Michael Pipe Taking Measured Approach to County Commissioner Office
Michael Pipe still has dreams about Five Guys. Call them nightmares, even.
Workers keep canceling on him, leaving Pipe and just one other employee manning a store with customers lined to the door.
Nostalgia has even crept into reality for Pipe, the former burger bin manager-turned-Centre County commissioner. He recently walked into Five Guys to grab a bite to eat with his wife, Ashley, and actually had to walk out of the store before getting his order.
“I walked in the door and wanted to start giving directions to people that were working there,” Pipe said. “Staff changes over so much that I didn’t recognize anybody.”
The visit was also a reminder of how far Pipe, 26, has come since he graduated from Penn State in 2009 and withstood an unsuccessful run at Congress in 2010. The newly elected minority county commissioner joins Republicans Steve Dershem and Chris Exarchos, who more than double his age and have decades of combined experience in county government.
It’s a dynamic Pipe said he isn’t concerned about as the board continues discussing its chief capital-improvement project, an upgrade of the 911 communications system. Estimated costs for the project run as high as $26 million, and Pipe expects the project to be completed in 18 to 20 months, or fall 2013.
“The one thing I told Chris and Steve is I wanna be a part of the discussion; I just don’t wanna be off in the wing not participating,” Pipe said.
“If they wanted to do whatever they wanted to do, they could do that. All you need is two votes, but I think there are differences that Steve and Chris have that a lot of folks haven’t spent enough time looking into how they’ve worked together.”
Pipe said he has yet to vote against the two Republican commissioners, who, along with Pipe oversee 39 county departments, including Children Youth Services, the Coroner’s Office, Elections, the Sheriff’s Office and District Attorney’s Office, among others.
Pipe was extensively involved in government while at Penn State and lost to U.S. Rep. Glenn "G.T." Thompson, R-Howard, for a seat in the House of Representatives. In addition to the 911 system, Pipe’s main objective is to make county government as transparent as possible, he said. One of the ways he plans to do this is by upgrading the county website.
“I’m focusing on ways that I can gain people’s trust, do my research, put in the legwork but with the same understanding that I am a commissioner,” Pipe said. “That’s a delicate balance, making sure I’m not stepping on anybody’s toes but saying: ‘Hey, look: 10,500 folks voted for me to be the commissioner, to be their representative, and there’s certain things I’m gonna advocate for.'”

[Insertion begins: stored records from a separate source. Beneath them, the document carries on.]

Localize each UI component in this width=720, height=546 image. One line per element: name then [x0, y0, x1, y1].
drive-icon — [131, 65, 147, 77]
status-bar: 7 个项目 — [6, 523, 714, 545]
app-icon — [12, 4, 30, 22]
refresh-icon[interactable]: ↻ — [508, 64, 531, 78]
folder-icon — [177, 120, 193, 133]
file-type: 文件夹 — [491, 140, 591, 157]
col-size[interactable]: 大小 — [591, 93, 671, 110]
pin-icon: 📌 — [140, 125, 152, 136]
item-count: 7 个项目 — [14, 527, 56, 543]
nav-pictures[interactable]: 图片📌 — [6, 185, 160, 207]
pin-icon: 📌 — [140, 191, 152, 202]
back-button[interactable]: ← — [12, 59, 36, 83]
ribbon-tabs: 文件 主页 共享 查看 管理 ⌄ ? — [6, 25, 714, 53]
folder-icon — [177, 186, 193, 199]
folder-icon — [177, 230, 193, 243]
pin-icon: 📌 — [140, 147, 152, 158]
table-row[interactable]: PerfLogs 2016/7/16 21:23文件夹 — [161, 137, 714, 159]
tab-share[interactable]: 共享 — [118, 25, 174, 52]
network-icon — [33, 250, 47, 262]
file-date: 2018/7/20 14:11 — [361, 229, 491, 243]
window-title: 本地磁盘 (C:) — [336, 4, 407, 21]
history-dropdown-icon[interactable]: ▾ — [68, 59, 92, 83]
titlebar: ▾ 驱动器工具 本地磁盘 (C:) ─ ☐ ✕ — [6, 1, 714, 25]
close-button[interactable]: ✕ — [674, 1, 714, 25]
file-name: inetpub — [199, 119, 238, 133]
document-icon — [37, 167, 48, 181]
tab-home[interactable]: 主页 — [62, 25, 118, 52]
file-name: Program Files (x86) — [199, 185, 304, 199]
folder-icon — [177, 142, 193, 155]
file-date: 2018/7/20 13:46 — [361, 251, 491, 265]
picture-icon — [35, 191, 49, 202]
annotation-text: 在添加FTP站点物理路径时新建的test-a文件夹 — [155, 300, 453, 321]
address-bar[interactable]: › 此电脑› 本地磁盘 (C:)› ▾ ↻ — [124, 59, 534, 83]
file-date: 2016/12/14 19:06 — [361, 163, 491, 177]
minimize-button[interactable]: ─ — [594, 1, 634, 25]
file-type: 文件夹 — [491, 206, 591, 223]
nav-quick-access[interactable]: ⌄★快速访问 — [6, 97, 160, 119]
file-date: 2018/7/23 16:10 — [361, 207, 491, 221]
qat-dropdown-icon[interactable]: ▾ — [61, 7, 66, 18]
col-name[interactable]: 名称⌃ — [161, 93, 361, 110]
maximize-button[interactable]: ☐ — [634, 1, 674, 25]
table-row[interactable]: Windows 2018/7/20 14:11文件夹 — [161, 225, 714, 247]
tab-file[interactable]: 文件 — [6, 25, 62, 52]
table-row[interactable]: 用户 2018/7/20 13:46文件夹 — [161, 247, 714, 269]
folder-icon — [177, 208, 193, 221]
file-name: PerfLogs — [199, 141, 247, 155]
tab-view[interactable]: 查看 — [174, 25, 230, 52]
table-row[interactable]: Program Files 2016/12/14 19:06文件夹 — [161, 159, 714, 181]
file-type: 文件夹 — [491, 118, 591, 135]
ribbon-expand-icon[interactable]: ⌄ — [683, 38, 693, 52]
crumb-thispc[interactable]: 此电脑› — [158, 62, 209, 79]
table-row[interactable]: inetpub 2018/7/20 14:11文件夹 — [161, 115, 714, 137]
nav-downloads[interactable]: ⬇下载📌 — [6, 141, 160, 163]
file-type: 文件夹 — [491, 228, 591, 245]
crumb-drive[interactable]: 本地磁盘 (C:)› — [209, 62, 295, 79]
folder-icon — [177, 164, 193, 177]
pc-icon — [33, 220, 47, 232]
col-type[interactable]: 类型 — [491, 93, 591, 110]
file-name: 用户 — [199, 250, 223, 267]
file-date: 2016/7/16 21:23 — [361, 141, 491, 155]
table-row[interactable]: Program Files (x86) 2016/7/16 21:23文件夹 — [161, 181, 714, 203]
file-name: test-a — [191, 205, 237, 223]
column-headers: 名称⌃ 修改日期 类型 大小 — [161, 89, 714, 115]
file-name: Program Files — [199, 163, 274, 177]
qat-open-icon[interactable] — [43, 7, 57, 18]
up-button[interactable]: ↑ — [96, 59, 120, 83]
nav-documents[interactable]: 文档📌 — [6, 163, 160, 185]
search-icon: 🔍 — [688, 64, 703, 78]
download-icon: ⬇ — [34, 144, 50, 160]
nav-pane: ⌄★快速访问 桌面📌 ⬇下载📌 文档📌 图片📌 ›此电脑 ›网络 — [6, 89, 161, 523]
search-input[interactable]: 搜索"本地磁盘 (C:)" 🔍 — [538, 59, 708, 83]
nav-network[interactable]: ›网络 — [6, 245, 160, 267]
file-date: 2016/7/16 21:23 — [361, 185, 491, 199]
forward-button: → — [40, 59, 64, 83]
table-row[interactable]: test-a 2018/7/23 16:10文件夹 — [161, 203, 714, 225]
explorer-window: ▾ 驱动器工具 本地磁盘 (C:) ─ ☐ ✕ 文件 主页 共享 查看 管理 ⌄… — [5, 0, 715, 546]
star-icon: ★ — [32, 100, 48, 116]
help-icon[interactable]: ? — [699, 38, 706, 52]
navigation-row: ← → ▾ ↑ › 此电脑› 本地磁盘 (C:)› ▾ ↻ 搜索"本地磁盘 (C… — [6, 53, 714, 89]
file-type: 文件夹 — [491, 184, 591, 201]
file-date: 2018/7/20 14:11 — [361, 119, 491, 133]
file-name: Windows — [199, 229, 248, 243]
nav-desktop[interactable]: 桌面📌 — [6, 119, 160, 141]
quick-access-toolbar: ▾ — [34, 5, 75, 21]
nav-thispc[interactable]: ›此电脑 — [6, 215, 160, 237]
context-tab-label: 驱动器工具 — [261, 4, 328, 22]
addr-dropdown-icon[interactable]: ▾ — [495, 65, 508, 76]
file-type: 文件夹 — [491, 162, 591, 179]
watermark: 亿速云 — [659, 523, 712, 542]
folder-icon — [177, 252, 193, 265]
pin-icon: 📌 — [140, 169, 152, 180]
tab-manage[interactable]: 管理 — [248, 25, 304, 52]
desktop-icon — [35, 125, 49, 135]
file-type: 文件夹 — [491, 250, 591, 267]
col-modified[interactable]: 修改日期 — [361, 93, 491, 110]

Pipe equated county government to more like the TV show “The Office” rather than “The West Wing” — more mundane work like signing off on contracts and meetings than ribbon-cutting ceremonies.
The grandson of a man who spent his life in the burger business to put his children through college, Pipe said Dershem and Exarchos sometimes kid him and refer to him as "young man."
But Pipe is confident he belongs. The Ferguson Township resident has no plans to leave the area or use this job as a stepping stone in the political world. He’s smart enough to know he can’t barnstorm into the county office and demand change. Instead, he’s taking the opposite approach of spending much of his first year in office listening and forming relationships with his constituents.
His colleagues have taken notice.
“They recognize I do have my fresh perspective,” Pipe said, citing his campaign slogan. “They both said the fact that [I’m] not embroiled in any of these conflicts that we’re dealing with now, that [I’m] an outsider, is a huge benefit because you literally have a fresh start.”